Y vos ¿cómo andás de amores? pregunté. Isabel se había sacado los zapatos y estaba recostada en el sillón con expresión soñadora, siguiendo a Vivaldi. Vacante, me contestó con un gesto de picardía. Pero en una vacancia constructiva, siguió. ¿Sabés qué pasa, Marta? Hemos llegado a un punto de inflexión. Hora de optar por subirnos a la montaña rusa, o dejarnos estar en paz en una soledad plena, en el goce de estar con nosotras mismas.
¿Hemos? la interrogué asustada por el plural. Sí, dijo Isabel, y se incorporó. Los hombres de nuestra edad, ya buscan definitivamente mujeres jóvenes. Diez, veinte, treinta años menos. Como el marido de Estela. Los que tienen diez años más que nosotras, no sirven para nada. Pero nos queda un nicho atractivo para explotar, y ensanchó su sonrisa: la de los hombres jóvenes, esos que se sienten atraídos por nuestra personalidad madura, por esa magia que nos tatúa ahora y que nos hace irresistibles, hasta hace irresistibles nuestras arrugas. Y cerró el discurso con una carcajada.

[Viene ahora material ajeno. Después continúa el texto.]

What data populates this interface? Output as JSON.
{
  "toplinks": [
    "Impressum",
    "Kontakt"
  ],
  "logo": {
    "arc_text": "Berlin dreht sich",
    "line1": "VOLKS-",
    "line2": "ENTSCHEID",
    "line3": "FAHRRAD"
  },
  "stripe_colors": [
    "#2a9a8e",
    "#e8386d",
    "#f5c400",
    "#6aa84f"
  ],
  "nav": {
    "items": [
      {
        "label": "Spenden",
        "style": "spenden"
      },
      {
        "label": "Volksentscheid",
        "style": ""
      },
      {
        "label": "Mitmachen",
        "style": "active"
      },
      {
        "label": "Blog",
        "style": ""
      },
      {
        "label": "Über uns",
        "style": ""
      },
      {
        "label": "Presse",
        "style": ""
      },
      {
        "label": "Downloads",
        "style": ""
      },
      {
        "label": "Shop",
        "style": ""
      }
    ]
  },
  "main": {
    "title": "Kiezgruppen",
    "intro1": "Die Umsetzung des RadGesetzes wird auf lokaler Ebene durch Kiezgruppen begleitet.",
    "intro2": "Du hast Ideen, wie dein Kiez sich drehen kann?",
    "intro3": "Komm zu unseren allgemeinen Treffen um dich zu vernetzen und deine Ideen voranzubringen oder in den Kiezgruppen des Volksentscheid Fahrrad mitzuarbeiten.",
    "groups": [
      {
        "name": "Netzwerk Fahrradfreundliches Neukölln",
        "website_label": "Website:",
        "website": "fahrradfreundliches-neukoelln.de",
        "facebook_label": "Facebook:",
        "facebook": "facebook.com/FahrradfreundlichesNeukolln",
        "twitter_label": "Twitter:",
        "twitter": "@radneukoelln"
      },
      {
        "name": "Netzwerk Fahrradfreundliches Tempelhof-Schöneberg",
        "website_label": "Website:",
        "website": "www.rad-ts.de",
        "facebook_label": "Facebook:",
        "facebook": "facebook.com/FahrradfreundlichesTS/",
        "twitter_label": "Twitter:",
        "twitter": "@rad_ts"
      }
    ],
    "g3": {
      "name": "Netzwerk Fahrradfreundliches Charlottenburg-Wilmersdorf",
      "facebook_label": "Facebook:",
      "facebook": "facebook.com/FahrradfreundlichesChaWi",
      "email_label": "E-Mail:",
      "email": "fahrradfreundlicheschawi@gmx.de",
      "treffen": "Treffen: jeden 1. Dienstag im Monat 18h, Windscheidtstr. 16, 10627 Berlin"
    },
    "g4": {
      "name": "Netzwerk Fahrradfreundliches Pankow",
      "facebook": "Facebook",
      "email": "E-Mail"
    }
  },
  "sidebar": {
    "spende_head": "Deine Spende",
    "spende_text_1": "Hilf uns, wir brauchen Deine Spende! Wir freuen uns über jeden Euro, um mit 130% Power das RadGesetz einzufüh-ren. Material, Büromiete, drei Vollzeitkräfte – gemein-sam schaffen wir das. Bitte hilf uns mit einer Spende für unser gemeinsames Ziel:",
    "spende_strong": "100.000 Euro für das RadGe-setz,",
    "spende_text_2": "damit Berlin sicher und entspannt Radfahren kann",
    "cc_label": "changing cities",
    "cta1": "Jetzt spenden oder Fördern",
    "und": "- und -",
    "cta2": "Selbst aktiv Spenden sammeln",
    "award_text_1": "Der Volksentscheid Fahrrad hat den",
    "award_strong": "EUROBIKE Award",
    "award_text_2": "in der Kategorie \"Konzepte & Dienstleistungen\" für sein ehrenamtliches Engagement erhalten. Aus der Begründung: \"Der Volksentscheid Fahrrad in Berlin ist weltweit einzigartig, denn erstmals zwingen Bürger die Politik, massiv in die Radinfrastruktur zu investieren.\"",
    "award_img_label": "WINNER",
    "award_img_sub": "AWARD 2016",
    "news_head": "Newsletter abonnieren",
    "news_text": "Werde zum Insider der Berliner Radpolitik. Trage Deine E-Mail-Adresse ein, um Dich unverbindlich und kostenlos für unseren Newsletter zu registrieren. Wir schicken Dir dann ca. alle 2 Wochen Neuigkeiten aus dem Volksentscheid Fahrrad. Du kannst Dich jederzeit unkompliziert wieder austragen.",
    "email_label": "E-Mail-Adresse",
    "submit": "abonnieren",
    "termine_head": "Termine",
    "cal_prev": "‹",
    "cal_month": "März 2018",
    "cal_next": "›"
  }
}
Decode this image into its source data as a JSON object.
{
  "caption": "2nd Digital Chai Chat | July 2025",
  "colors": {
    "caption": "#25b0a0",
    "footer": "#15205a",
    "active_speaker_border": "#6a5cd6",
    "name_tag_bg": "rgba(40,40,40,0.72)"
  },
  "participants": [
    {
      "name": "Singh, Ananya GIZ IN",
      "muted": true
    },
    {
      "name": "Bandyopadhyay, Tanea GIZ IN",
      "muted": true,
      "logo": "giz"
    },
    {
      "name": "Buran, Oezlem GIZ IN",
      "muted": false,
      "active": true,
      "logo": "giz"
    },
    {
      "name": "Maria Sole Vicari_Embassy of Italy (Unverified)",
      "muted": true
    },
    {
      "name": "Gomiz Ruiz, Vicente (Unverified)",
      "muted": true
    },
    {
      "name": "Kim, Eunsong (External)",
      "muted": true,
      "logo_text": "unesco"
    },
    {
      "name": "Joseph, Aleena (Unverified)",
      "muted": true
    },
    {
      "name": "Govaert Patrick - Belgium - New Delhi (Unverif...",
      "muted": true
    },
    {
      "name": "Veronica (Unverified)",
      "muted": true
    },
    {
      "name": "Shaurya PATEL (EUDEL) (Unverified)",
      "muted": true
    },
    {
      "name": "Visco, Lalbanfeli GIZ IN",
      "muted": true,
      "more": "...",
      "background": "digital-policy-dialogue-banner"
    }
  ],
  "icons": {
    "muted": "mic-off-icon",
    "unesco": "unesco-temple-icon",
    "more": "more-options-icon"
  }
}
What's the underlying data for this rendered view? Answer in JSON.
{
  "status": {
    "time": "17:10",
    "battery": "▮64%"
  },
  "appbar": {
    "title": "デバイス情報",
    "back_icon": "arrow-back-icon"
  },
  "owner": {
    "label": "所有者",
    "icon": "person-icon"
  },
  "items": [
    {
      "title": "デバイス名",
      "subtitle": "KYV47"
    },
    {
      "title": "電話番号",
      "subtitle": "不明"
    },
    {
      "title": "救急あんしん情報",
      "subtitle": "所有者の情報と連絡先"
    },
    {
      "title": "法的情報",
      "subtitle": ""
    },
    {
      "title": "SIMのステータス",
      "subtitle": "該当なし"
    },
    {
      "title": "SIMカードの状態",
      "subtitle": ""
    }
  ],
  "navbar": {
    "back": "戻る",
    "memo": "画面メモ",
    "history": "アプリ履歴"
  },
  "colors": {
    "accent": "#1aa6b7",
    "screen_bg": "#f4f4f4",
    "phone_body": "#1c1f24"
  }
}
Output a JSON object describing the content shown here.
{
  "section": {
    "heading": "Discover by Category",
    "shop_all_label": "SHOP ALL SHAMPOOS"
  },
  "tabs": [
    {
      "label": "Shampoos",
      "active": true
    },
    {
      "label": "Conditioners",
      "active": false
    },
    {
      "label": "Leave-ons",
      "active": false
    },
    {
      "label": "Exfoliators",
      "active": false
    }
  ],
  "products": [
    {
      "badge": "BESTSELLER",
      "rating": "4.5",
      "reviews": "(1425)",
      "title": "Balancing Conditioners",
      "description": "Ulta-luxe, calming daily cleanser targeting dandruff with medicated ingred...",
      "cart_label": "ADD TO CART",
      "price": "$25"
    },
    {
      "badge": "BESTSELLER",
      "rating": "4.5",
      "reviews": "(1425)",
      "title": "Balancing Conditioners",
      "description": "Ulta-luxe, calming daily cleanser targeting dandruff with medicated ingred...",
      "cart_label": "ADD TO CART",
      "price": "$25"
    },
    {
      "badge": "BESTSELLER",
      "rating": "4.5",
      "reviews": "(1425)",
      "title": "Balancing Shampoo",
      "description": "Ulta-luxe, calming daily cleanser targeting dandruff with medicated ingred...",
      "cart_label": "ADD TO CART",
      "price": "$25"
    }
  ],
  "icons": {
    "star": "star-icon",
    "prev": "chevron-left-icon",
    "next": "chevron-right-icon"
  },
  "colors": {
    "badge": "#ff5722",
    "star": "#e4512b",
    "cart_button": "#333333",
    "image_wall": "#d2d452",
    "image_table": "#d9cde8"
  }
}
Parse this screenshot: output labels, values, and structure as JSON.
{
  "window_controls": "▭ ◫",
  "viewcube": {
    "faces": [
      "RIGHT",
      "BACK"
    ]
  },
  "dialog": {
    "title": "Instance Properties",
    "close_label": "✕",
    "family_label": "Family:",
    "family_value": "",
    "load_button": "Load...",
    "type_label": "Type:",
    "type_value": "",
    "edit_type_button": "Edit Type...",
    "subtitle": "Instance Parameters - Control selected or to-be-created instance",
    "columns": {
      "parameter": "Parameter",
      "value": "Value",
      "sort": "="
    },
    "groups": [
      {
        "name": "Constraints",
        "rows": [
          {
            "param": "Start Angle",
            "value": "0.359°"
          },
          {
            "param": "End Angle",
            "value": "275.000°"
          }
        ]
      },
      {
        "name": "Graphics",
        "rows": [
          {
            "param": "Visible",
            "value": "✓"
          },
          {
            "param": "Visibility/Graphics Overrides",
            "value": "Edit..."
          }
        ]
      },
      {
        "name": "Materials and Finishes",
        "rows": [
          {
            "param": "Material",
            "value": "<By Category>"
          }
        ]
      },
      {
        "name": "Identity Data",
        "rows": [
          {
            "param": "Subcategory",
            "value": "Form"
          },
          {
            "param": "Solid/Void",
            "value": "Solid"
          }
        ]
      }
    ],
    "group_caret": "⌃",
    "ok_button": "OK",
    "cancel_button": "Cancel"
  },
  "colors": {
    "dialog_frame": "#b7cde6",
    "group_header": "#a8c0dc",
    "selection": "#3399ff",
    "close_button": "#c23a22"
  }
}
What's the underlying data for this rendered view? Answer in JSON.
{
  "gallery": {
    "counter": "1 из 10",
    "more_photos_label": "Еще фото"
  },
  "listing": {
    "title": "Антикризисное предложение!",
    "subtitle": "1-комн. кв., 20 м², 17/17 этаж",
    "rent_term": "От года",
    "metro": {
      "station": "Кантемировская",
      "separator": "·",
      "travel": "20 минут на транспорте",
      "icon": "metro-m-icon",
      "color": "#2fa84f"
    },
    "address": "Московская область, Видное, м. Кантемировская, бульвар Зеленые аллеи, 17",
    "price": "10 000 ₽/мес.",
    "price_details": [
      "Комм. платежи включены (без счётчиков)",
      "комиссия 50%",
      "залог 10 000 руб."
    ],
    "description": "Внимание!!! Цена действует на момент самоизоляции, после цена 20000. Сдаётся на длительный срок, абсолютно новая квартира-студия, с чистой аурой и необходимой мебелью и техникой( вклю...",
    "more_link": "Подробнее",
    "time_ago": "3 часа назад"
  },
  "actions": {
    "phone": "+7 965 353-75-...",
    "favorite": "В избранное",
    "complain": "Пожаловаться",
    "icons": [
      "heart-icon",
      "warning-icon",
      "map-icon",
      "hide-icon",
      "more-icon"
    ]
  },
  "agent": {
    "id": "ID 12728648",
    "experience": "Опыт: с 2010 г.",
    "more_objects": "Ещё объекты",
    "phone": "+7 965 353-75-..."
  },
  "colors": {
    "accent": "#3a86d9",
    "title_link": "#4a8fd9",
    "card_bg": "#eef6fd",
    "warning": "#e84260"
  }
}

Siempre me admiró esa facilidad de Isabel para vivir sus amores a corto plazo como si fueran a durar toda la vida, como si cada hombre que se le cruzó fuera el amor único y definitivo. Y a cada uno de ellos le hizo creer que deseaba un hogar de a dos para toda la vida, si bien in pectore estaba convencida de que en cualquier momento daría vuelta la página y a otra cosa. Es lo mejor, dice siempre. Los halaga en su vanidad que una mujer les hable como si quisiera vivir el resto de sus días con ellos. Y dan lo mejor de sí.
Cuando le serví la segunda copa me propuso un viaje. Una semana o dos en Cuba, dijo. Estela, vos y yo. Nos vendría estupendamente para broncearnos con el sol del Caribe, hacer spa, conseguirnos algún morenito musculoso. Y la sacamos a aquella de la cueva del abandono ¿Qué te parece?
Estoy pensando en un viaje, sí. Pero no al Caribe. Le he escrito a Ivonne y me ha invitado a pasar un mes en su albergue de Colonia Illia. Es increíble lo que ha hecho allí esa mujer en menos de diez años: una escuela con jardín de infantes, primaria, secundaria, gimnasio, y alojamiento para más de treinta chicos. Va a cumplir ochenta años y sigue enamorada de su misión en este mundo, de Cristo, de la vida.
Creí que Isabel iba a reirse de este proyecto, o a pensar que estoy loca, o a desaprobarme abiertamente.
Pero no. Me abrazó con infinita ternura y me dijo: sí, Marta, andá, te va a hacer muy bien.